Machine learning models allow us to deal with classification problems. Take this dataset as an example, machine learning helps us to determine whether the transaction is legit or fraudulent. Since most of the transactions are not fraudulent, dealing with imbalanced data would be the main challenge during the process of this analysis. Therefore, our main goal in this analysis is to build a model that can correctly indentify the type of a transaction, even the dataset is unbalanecd.
This is one of the most classic imbalanced datasets on Kaggle. The datasets contain two-days transactions made by credit cards. The names of the features are not shown due to the confidential issues.
1.Data Preprocessing
1.1 Null Values
1.2 Feature Scaling
1.3 Feature Selection
2.Model Selection & Performance
2.1 Before oversampling or undersampling
2.2 Oversampling
2.2 Undersampling
2.3 SMOTE
My findings:
1.There are 30 predictor variables and 1 target variable with 284807 rows.

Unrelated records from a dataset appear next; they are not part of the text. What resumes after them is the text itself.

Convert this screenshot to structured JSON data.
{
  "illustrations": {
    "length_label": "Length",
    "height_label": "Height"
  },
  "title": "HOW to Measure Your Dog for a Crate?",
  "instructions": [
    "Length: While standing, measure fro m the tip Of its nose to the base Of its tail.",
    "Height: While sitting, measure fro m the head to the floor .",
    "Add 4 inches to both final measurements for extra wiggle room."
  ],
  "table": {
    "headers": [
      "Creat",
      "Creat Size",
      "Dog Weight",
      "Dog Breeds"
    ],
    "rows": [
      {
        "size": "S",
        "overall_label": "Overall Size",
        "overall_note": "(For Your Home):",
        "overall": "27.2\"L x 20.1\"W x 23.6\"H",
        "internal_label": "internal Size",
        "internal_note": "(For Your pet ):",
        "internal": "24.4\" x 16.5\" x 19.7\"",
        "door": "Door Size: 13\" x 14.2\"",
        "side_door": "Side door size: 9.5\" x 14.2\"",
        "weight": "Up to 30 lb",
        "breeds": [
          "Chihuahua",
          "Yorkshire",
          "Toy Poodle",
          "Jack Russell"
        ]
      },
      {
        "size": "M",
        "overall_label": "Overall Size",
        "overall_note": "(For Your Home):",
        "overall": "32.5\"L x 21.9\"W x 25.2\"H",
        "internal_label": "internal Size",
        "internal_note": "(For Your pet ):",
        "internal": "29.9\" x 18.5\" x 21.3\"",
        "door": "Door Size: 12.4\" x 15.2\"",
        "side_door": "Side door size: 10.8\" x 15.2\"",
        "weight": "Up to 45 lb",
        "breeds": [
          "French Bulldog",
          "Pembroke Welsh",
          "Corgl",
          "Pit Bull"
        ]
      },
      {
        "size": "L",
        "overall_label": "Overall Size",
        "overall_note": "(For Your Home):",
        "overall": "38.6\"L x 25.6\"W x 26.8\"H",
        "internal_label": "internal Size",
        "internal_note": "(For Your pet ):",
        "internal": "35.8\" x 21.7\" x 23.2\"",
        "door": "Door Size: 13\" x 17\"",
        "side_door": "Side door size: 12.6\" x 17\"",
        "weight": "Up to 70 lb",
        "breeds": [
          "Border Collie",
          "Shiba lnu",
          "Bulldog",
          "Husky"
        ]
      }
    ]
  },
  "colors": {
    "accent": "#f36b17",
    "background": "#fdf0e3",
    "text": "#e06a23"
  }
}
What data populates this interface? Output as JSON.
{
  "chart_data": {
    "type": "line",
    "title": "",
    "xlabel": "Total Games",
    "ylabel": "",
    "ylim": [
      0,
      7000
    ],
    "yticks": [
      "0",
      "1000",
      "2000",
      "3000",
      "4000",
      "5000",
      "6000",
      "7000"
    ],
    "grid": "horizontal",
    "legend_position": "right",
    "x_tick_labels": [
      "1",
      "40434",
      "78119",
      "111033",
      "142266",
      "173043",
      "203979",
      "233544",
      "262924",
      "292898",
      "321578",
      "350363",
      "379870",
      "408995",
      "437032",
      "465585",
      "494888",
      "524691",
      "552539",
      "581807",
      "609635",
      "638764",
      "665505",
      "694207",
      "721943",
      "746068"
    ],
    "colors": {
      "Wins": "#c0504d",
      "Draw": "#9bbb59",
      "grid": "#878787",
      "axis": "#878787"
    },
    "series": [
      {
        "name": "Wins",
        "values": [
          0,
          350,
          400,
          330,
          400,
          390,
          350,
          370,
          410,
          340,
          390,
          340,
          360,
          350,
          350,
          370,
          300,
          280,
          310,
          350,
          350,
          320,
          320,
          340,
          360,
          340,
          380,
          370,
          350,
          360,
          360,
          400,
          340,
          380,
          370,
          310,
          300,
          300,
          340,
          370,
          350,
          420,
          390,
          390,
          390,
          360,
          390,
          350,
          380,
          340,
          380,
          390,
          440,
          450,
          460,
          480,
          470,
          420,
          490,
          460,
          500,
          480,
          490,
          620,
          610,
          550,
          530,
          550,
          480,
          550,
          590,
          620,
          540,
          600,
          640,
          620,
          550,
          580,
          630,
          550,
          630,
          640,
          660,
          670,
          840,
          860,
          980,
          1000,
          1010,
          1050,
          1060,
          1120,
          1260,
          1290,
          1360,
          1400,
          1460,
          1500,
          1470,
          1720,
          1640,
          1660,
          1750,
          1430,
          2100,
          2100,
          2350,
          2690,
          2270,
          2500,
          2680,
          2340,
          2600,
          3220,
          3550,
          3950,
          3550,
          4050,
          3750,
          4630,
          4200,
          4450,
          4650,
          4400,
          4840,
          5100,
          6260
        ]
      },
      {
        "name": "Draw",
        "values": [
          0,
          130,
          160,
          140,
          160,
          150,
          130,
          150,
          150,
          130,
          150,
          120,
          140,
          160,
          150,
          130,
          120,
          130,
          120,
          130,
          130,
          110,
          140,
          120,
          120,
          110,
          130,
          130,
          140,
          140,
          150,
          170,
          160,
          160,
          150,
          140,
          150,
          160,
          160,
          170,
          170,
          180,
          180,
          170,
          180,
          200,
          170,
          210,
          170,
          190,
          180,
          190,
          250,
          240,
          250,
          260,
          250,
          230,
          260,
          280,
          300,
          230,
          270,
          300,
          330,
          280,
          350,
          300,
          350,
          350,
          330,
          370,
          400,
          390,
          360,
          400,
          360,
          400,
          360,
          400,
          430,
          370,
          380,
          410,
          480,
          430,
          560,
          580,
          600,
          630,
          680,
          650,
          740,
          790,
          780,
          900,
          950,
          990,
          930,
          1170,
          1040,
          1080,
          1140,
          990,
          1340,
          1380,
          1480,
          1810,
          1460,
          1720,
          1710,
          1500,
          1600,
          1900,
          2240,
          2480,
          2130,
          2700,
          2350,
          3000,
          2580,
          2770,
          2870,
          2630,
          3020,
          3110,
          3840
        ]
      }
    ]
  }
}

2.There is no null values in this data set.
3.Columns 'Time' and 'Amount' are not scaled.
4.The data set is highly unbalanced. There are 492 frauds out of 284808 transactions, where frauds accounting for 0.17%.
5.The distribution of Amount is extremely skewed to the right, centered at about 88. There are some values apparently present on the higher end.
Time and Amount are not scaled, so I apply standardization to both columns.
There are 30 predictor variabels in this data. To reduce the computational cost of modeling, feature selection helps us to extract more informative variables. Since the input variables are numerical and output variables are categorical, ANOVA correlation coefficient is used to select the TOP 10 variables.After applying feature selection methods, it seems that v17,v14,v12,v10,v16,v3,v7,v11 are informative variables.
In this analysis, I use informative variables to build decision tree model, where gini is the criteria that measure the quality of a split.
The accuracy of the model is 0.99, which is extremely high. However, Accuracy is not meaningful when we measure the performance of imbalanced datasets. Other indicators such as Recall, F1-score and ROC should be checked as well.
Oversampling is replicate the positive cases to make the number of positive cases equal to that of negative cases.
To make the number of positibe cases equal to that of negative cases, undersampling randomly deleted nagative cases.
Based on the distribution features of positive cases, SMOTE reproduce some similar positve instances.
After oversampling or undersampling, it is observed that the model have higher accuracy and AUC, compared to the imbalanced one.